The substance of the telephone conversation between Gladfelter and Goberman established that such knowing misstatements were committed with intent to influence the loan. While three of the executive committee were ready to approve the loan without the personal report, Markowitz was not so inclined. Although the proposed loan was solely to the corporation, the fourth member of the executive committee, Markowitz, may well have believed that Goberman's personal financial condition provided some insight as to his business acumen and the likelihood of the success of the project. More importantly, it would indicate the personal resources available to Goberman in the event Lancashire Hall. Inc., a new and untried adventure, ran into difficulties. Markowitz, a lawyer, might have been able to persuade his fellow directors that the loan was imprudent if the statement was unsatisfactory. Gladfelter, who testified for the defense at trial, stated that while he did not see any necessity for the personal financial statement, he added that if one were submitted which reflected a net worth of less than $500,000, he would have had second thoughts about the loan. Although appellant ultimately showed at trial that he may have been worth more than $500,000 at the time in question, it is not a defense. Goberman did not know that fact at the time and the extreme inflation of his net worth could reasonably have been found to be for the purpose of improperly influencing the directors' decision.
The appellant argues vigorously that since he was not expected to be personally liable on the loan to Lancashire Hall, Inc., and the record discloses that York Federal did not rely on his statement in making the loan, the judgment of conviction should be reversed. We must disagree. The appellant misconceives the meaning of materialist in Section 1014. It is not merely directed to false statements which are actually used in the decision to make a loan. It requires that all statements supplied to lending institutions such as Federal Savings Loan Associations, which have the capacity to influence them, be accurate or at least not knowingly false, United States v. Kay, 303 U.S. 1, 5-6, 58 S.Ct. 468, 82 L.Ed. 607 (1938); Poulos v. United States, 387 F.2d 4 (10th Cir. 1968); Blake v. United States, 323 F.2d 245 (8th Cir. 1963). Requiring proof of reliance on the statement by the lending institution would wreak havoc with enforcement of the provision. A successful prosecution for the violation would depend on the wholly fortuitous factor of actual reliance and not at all upon the intent of the guilty party. The obvious result would be that not all statements which could potentially harm the United States would be subject to prosecution, undermining the legitimate purpose Congress sought to achieve. Henninger v. United States, 350 F.2d 849 (10th Cir. 1965).

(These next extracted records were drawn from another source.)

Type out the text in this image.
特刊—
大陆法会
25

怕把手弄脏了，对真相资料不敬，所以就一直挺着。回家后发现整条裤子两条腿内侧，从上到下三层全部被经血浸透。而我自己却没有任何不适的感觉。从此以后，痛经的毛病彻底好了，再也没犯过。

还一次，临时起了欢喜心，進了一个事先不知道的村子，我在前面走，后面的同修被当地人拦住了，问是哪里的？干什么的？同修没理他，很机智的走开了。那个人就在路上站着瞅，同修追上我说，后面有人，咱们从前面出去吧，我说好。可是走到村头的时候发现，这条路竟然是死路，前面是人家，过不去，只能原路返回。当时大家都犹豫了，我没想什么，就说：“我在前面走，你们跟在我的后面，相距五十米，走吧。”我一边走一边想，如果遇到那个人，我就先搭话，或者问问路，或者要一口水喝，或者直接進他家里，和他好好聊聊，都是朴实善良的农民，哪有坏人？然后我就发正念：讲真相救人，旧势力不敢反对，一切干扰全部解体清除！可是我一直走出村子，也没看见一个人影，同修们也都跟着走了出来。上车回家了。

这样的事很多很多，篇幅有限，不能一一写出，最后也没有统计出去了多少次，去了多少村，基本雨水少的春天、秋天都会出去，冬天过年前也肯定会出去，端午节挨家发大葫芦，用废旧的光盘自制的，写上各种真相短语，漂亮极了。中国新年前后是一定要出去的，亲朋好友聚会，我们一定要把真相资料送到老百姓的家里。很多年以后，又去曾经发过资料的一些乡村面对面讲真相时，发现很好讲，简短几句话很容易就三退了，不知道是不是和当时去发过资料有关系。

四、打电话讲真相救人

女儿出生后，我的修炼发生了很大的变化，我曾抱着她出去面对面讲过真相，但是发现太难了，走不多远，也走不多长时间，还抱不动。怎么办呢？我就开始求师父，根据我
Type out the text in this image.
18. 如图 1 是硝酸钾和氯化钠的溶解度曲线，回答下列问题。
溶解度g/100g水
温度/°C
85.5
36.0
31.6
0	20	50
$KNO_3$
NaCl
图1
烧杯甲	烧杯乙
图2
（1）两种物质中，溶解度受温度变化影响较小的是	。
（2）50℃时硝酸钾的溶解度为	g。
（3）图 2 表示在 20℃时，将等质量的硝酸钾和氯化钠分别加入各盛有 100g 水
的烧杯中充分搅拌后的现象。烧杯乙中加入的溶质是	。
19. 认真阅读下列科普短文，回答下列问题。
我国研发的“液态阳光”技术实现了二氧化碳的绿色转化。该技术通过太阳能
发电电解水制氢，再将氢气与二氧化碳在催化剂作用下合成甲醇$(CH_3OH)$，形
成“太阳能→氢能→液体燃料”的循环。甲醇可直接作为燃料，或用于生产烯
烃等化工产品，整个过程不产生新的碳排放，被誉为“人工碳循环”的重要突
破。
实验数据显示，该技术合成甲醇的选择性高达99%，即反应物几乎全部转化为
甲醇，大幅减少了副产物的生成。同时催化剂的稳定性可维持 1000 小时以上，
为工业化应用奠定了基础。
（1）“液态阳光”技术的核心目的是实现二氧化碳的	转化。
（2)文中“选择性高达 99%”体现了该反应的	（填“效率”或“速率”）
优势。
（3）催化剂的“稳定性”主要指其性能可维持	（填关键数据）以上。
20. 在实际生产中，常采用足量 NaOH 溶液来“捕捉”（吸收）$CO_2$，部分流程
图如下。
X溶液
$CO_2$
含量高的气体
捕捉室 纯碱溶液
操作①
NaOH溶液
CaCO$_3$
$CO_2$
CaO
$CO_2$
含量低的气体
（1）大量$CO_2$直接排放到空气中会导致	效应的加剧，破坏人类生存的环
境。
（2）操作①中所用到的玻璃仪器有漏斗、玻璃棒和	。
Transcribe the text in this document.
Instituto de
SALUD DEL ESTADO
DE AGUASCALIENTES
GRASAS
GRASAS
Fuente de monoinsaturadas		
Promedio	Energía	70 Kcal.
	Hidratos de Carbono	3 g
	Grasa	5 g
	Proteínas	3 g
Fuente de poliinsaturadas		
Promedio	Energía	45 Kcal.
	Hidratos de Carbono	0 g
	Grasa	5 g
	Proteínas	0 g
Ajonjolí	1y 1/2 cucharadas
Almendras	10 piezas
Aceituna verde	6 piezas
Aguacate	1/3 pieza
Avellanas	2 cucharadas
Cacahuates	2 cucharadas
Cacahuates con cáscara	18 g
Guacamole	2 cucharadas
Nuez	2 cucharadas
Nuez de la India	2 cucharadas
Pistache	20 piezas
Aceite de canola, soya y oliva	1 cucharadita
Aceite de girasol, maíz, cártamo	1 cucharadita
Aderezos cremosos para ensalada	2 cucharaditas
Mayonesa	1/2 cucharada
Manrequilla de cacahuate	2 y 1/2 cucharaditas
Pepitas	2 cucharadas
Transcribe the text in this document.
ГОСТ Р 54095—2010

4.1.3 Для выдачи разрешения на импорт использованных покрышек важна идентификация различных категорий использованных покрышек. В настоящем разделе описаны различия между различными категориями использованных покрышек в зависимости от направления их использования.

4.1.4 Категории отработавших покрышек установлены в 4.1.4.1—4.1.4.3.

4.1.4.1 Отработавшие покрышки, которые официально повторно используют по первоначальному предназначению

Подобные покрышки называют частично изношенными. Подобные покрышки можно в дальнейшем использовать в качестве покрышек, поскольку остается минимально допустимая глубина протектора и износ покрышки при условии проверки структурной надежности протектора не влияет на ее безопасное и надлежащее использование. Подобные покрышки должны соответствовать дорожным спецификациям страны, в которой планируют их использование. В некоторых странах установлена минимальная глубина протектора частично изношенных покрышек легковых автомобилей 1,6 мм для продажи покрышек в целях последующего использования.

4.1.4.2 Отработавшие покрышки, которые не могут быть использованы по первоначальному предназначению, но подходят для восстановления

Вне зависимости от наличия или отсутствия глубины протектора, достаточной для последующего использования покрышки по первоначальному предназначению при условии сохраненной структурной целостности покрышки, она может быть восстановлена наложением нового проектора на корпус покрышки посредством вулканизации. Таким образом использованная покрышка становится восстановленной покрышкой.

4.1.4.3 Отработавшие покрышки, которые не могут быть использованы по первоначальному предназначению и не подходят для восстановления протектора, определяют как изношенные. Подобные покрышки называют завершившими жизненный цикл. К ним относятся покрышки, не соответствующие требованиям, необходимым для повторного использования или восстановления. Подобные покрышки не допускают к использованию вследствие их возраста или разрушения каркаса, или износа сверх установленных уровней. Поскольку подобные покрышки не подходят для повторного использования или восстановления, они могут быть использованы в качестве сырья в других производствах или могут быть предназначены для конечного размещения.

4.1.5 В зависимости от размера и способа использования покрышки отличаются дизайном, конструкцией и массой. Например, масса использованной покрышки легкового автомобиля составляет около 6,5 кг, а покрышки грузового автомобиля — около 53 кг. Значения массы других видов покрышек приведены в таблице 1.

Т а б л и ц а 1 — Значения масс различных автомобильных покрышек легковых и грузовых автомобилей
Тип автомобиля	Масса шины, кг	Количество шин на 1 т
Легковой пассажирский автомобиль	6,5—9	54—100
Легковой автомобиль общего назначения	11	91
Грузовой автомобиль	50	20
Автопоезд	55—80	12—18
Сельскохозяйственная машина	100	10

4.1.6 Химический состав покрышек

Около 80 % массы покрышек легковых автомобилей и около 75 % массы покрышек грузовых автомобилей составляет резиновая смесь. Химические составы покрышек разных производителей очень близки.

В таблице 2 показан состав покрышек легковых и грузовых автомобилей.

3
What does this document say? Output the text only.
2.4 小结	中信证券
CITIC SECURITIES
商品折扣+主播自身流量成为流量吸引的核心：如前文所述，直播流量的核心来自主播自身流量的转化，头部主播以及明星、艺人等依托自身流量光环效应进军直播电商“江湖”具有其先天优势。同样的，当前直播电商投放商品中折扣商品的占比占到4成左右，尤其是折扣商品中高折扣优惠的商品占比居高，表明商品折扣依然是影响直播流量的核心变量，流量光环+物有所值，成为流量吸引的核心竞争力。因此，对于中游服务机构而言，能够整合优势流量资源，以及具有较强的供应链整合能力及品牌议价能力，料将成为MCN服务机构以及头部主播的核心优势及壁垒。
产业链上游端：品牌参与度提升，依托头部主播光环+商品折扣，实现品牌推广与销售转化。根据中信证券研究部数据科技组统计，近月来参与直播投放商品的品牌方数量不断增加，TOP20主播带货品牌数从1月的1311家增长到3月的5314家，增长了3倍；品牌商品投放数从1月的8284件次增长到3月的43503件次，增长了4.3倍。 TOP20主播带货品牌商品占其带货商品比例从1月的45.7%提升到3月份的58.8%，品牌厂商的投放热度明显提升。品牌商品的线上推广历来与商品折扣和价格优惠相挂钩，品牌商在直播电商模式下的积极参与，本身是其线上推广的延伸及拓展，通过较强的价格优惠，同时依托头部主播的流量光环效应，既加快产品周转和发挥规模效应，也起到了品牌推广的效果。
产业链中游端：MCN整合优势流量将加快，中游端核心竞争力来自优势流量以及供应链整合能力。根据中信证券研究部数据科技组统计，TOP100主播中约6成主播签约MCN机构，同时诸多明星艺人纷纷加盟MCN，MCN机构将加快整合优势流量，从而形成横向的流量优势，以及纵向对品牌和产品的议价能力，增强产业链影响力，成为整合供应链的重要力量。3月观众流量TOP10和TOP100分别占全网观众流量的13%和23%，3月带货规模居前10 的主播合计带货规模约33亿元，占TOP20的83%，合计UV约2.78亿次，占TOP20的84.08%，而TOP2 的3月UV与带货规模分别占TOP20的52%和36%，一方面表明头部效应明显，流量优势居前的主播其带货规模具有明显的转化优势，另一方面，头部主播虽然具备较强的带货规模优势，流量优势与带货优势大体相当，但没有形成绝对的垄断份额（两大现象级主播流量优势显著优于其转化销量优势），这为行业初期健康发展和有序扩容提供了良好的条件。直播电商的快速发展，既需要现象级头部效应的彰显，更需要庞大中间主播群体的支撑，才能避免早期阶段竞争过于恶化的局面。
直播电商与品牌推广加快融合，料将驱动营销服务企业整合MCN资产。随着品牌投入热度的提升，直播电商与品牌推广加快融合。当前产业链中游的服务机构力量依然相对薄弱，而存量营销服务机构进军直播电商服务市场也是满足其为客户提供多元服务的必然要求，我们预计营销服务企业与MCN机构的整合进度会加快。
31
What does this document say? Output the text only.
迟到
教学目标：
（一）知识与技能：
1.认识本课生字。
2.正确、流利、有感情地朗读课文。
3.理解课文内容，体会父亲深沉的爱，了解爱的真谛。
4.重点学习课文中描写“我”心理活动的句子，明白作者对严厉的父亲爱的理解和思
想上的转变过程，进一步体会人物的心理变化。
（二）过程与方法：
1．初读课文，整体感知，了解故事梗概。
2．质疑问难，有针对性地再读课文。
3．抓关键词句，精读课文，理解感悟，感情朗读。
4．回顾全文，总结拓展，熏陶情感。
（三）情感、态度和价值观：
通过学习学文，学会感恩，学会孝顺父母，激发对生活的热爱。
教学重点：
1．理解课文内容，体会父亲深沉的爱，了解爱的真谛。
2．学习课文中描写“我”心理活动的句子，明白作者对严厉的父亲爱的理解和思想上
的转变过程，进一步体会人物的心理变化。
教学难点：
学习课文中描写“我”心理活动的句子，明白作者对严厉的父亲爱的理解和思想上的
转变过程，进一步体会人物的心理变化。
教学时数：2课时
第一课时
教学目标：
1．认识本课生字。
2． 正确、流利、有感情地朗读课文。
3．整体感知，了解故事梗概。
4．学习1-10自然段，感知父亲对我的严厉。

Taking the facts in the light most favorable to the Government as we are required to do on this appeal, Glasser v. United States, 315 U.S. 60, 80, 62 S.Ct. 457, 86 L.Ed. 680 (1942), there was sufficient ground for the district judge to conclude that Goberman made false statements on his personal financial report with the intent to influence the savings and loan association.
We have reviewed all of appellant's other contentions and find them without merit.
The judgment of convictions will be affirmed.